Doch was passiert jetzt? Die Resonanz auf die Steigerung der Städtebauförderung unterstellt, dass zwar eine verbesserte Auftragslage erwartet wird, aber nur wenig in der qualitativen Umsetzung der Vorhaben investiert werden muss. Allein das Gutachterwesen profitiert hiervon! Da wird die Politik animiert, einen Entschädigungsfonds beim Verschleppen und Auftreten aggressiver Quarantäneschaderreger mit möglichst viel Geld zu füllen, anstatt die Ursachen anzugehen. Die grünen Verbandspartnerschaften werden werbewirksam neu ausgerichtet, die scheinbar allein der Lobbyarbeit dienen sollen. Es liest sich zwar gut, wenn kämpferisch die Umsetzung des Weißbuches "Stadtgrün" vorangetrieben wird, ähnlicher Ehrgeiz wäre aber mit Außenwirkung in der internen Auseinandersetzung der Prozesse wünschenswert. Wo bleibt das nach außen vermittelbare zeitgemäße Qualitätsziel 4.0?
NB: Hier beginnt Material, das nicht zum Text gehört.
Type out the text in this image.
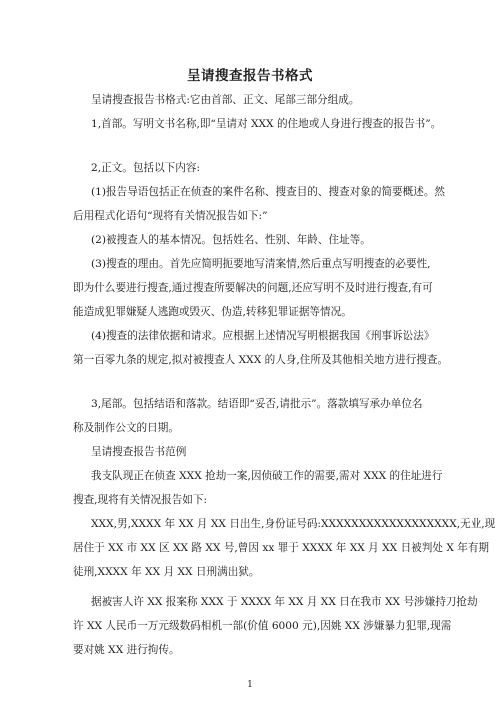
呈请搜查报告书格式
呈请搜查报告书格式:它由首部、正文、尾部三部分组成。
1,首部。写明文书名称,即“呈请对 XXX 的住地或人身进行搜查的报告书”。
2,正文。包括以下内容:
(1)报告导语包括正在侦查的案件名称、搜查目的、搜查对象的简要概述。然
后用程式化语句“现将有关情况报告如下:”
(2)被搜查人的基本情况。包括姓名、性别、年龄、住址等。
(3)搜查的理由。首先应简明扼要地写清案情,然后重点写明搜查的必要性,
即为什么要进行搜查,通过搜查所要解决的问题,还应写明不及时进行搜查,有可
能造成犯罪嫌疑人逃跑或毁灭、伪造,转移犯罪证据等情况。
(4)搜查的法律依据和请求。应根据上述情况写明根据我国《刑事诉讼法》
第一百零九条的规定,拟对被搜查人 XXX 的人身,住所及其他相关地方进行搜查。
3,尾部。包括结语和落款。结语即“妥否,请批示”。落款填写承办单位名
称及制作公文的日期。
呈请搜查报告书范例
我支队现正在侦查 XXX 抢劫一案,因侦破工作的需要,需对 XXX 的住址进行
搜查,现将有关情况报告如下:
XXX,男,XXXX 年 XX 月 XX 日出生,身份证号码:XXXXXXXXXXXXXXXXXX,无业,现
居住于 XX 市 XX 区 XX 路 XX 号,曾因 xx 罪于 XXXX 年 XX 月 XX 日被判处 X 年有期
徒刑,XXXX 年 XX 月 XX 日刑满出狱。
据被害人许 XX 报案称 XXX 于 XXXX 年 XX 月 XX 日在我市 XX 号涉嫌持刀抢劫
许 XX 人民币一万元级数码相机一部(价值 6000 元),因姚 XX 涉嫌暴力犯罪,现需
要对姚 XX 进行拘传。
1
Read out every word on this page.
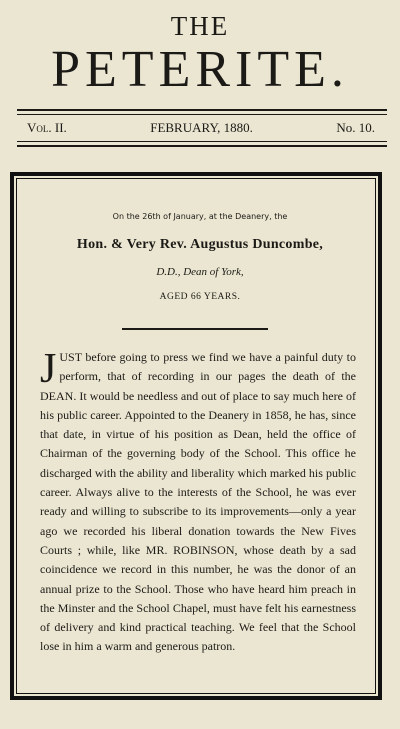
THE
PETERITE.
Vol. II.	FEBRUARY, 1880.	No. 10.
On the 26th of January, at the Deanery, the
Hon. & Very Rev. Augustus Duncombe,
D.D., Dean of York,
AGED 66 YEARS.
J UST before going to press we find we have a painful duty to perform, that of recording in our pages the death of the DEAN. It would be needless and out of place to say much here of his public career. Appointed to the Deanery in 1858, he has, since that date, in virtue of his position as Dean, held the office of Chairman of the governing body of the School. This office he discharged with the ability and liberality which marked his public career. Always alive to the interests of the School, he was ever ready and willing to subscribe to its improvements—only a year ago we recorded his liberal donation towards the New Fives Courts ; while, like MR. ROBINSON, whose death by a sad coincidence we record in this number, he was the donor of an annual prize to the School. Those who have heard him preach in the Minster and the School Chapel, must have felt his earnestness of delivery and kind practical teaching. We feel that the School lose in him a warm and generous patron.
Dabei gibt es in Europa gute Ansätze: Baumschulbetriebe in Italien sichern mit QS-Systemen vor Pflanzenauslieferung die Baumgesundheit ab, Landschaftsarchitekten in Frankreich begleiten langjährig Neuanlagen in der Etablierungsphase, um Fehlentwicklungen der Grünkonzepte rechtzeitig zu beheben, und in den Niederlanden dienen Output-orientierte Bildkataloge dem Erreichen hochwertiger Pflegeziele. Diese Ansätze sollen helfen, von Beginn an in der funktionalen Pflanzenverwendung die Messlatte hochzulegen, wohlwissend, dass es "Feuerwehrmethoden" zur Korrektur von Fehlentwicklungen immer weniger geben wird. Dann besteht doch zunehmend die Gefahr, dass in der Stadtplanung auf Bäume verzichtet wird, da zu schlecht im Wuchsergebnis und zu teuer in der Unterhaltung. Warum nicht endlich in der Stadtbegrünung Qualitätssicherungssysteme einführen, wie sie in der Land- und Forstwirtschaft längst praxisüblich sind? Sind das nicht die berechtigten Erwartungen im sogenannten Weißbuchprozess?

Ihr Prof. Dr. Hartmut Balder

Dieser Artikel erschien in der Ausgabe ProBaum 01/2018 .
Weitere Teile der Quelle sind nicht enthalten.